The insurance industry employs many agents (for example, brokers, coverholders, underwriting agents) and inevitably there have been occasions when an agent has been in receipt of a secret commission (or bribe) in breach of the agent’s duties to its principal.
In the recent case of FHR v Mankouris  EWCA civ 17, the English Court of Appeal has again considered the question of whether the wronged principal has a proprietary right to trace the proceeds of the secret commission or is limited to an action for an account. The difference is important, and the tracing remedy more valuable, if the agent is insolvent or the secret commission has been used to invest in assets with a higher value. The Court openly invited the Supreme Court (or Parliament) to clarify the law in this area, but held that if it could be shown that the agent had obtained a benefit by taking advantage of an opportunity that was properly that of the principal, then the benefit was held on constructive trust for the principal, and was accordingly subject to a tracing remedy.

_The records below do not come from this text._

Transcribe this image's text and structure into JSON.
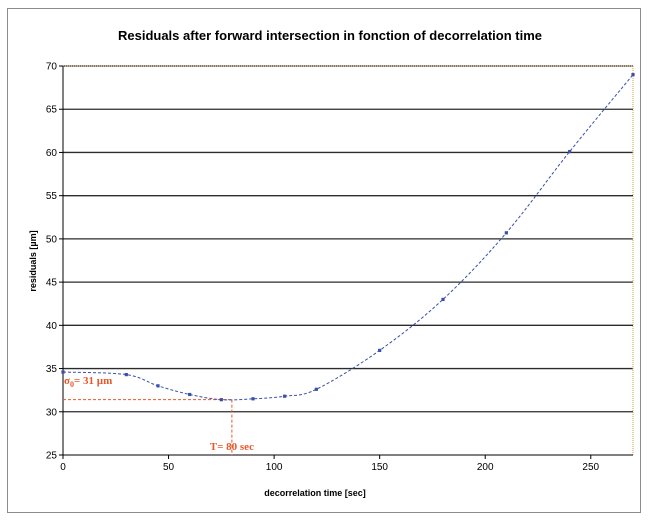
{
  "chart_data": {
    "type": "line",
    "title": "Residuals after forward intersection in fonction of decorrelation time",
    "xlabel": "decorrelation time [sec]",
    "ylabel": "residuals [µm]",
    "xlim": [
      0,
      270
    ],
    "ylim": [
      25,
      70
    ],
    "x_ticks": [
      0,
      50,
      100,
      150,
      200,
      250
    ],
    "y_ticks": [
      25,
      30,
      35,
      40,
      45,
      50,
      55,
      60,
      65,
      70
    ],
    "grid": "horizontal",
    "series": [
      {
        "x": [
          0,
          30,
          45,
          60,
          75,
          90,
          105,
          120,
          150,
          180,
          210,
          240,
          270
        ],
        "y": [
          34.6,
          34.3,
          33.0,
          32.0,
          31.4,
          31.5,
          31.8,
          32.6,
          37.1,
          43.0,
          50.7,
          60.1,
          69.0
        ],
        "color": "#3a4fa8",
        "style": "dashed",
        "marker": "dot"
      }
    ],
    "annotations": [
      {
        "text_main": "σ",
        "text_sub": "0",
        "text_rest": "= 31 µm",
        "x": 0,
        "y": 31.4,
        "color": "#e8582a"
      },
      {
        "text": "T= 80 sec",
        "x": 80,
        "y": 25,
        "color": "#e8582a"
      }
    ],
    "annotation_line": {
      "x": 80,
      "y": 31.4,
      "color": "#e8582a"
    }
  }
}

On the facts in FHR v Mankouris, this meant that the buyers of a hotel were entitled to trace into a secret commission paid to its agent by the vendor since if the buyers had been aware of the commission, they would have had an opportunity to negotiate a lower price for the hotel. By analogy, a policyholder could trace into a secret commission paid to its broker by an insurer if it could be shown that the policyholder would have negotiated a lower premium if the commission had been disclosed.